Agree to disagree then I guess. "When it comes to performance, I was referring p...

verbbis · on Aug 1, 2021

"Trino pushes the queries down to both systems and processes the rest in flight."

This is how many data virtualization techniques work as well (e.g. PolyBase from Microsoft) - predicate pushdown is not exactly new. That is why I mentioned both approaches. However, according to my experience, the degree to which this helps is highly workload-dependent. Do you happen to have some reference which would help me understand how e.g. cross-domain joins between large datasets can be optimized with this approach?

"Are you saying teams aren't allowed to store immutable data in PostgreSQL?"

Of course they can. But unless you assume everyone (incl. the numerous COTS and legacy applications in any "normal" enterprise) is practicing event sourcing and/or their internal data models are somehow inherently understandable and usable by downstream consumers, a pipeline of some sort is required. That was my point. And if so, what's the difference for the team to target a dedicated DB within a cloud DW instance that speaks the PostgreSQL dialect - or close vs. a separate PostgreSQL instance?

Furthermore, if you think standardization of tools is not possible within an enterprise and everyone just does their own thing anyway - and mind you, despite suggesting Trino as one such tool yourself, I have low hopes of getting the data mesh standards for governance ending up being adopted either.

bitsondatadev · on Aug 2, 2021

"Do you happen to have some reference which would help me understand how e.g. cross-domain joins between large datasets can be optimized with this approach?"

Check out the original Presto paper (To be clear Trino is formerly PrestoSQL). https://trino.io/Presto_SQL_on_Everything.pdf. Also check out the definitive guide https://trino.io/blog/2021/04/21/the-definitive-guide.html for an even deeper dive.

"(incl. the numerous COTS and legacy applications in any "normal" enterprise)"

Funny you bring this up. In my last company we had a couple legacy apps that we didn't even have the code for any more. Just the artifacts (the license for these services were expiring and we were just waiting to kill them off). For the year or so that we had, we were able to write a simple Trino connector to pull these values through the API, and represent them as a table to Trino. And that's the point to your last question. It's the fact that you can meet the legacy code, or RDBMS database, or NoSQL database, or whatever the heck all these different teams own and get access to it in one location without migrating data and maintaining pipelines.

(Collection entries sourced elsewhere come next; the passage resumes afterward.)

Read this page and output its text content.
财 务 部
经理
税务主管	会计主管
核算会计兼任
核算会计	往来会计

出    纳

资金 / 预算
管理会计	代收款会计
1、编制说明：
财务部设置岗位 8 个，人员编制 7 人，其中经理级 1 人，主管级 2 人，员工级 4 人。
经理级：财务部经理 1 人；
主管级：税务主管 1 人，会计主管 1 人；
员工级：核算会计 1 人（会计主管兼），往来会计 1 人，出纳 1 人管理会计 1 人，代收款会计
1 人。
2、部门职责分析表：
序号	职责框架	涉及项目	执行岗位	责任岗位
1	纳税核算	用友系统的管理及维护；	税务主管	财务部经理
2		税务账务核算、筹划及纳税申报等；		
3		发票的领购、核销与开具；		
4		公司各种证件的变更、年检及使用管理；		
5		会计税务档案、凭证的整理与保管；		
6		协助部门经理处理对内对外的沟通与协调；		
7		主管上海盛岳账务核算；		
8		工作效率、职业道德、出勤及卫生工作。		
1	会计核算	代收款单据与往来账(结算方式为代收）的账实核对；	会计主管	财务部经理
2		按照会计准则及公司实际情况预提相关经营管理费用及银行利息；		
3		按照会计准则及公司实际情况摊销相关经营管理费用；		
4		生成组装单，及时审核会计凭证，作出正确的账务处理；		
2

"I have low hopes of getting the data mesh standards for governance ending up being adopted either."

My view is that data mesh should be opt-in and flexible. Each team can pick and choose what portion of their data is modeled and exposed. If a team models their data in a way that doesn't align with some central standard, then they just need to create a view or some mapping that exposes their internal setup to match the central standard. Per the data mesh principle of federated computational governance, each team has a seat as to what these standards are. There can be some strict standards, and some that are more open. Teams/Domains only need to opt-in or concern themselves with the standards that are being requested of their data by the consumers. All the rest they can opt out.

I personally think avoiding company-wide standards is likely the best way to approach adoption. You basically have a list of well documented standards that can easily be searched and understood by consumers (analysts, business folks, data scientists, etc..) and it's up to the domains/consumers to negotiate standards on more of an adhoc basis. Therefore participating in the data mesh isn't some giant meeting everyone needs to join to grow consensus around. It can be much more distributed and less invasive.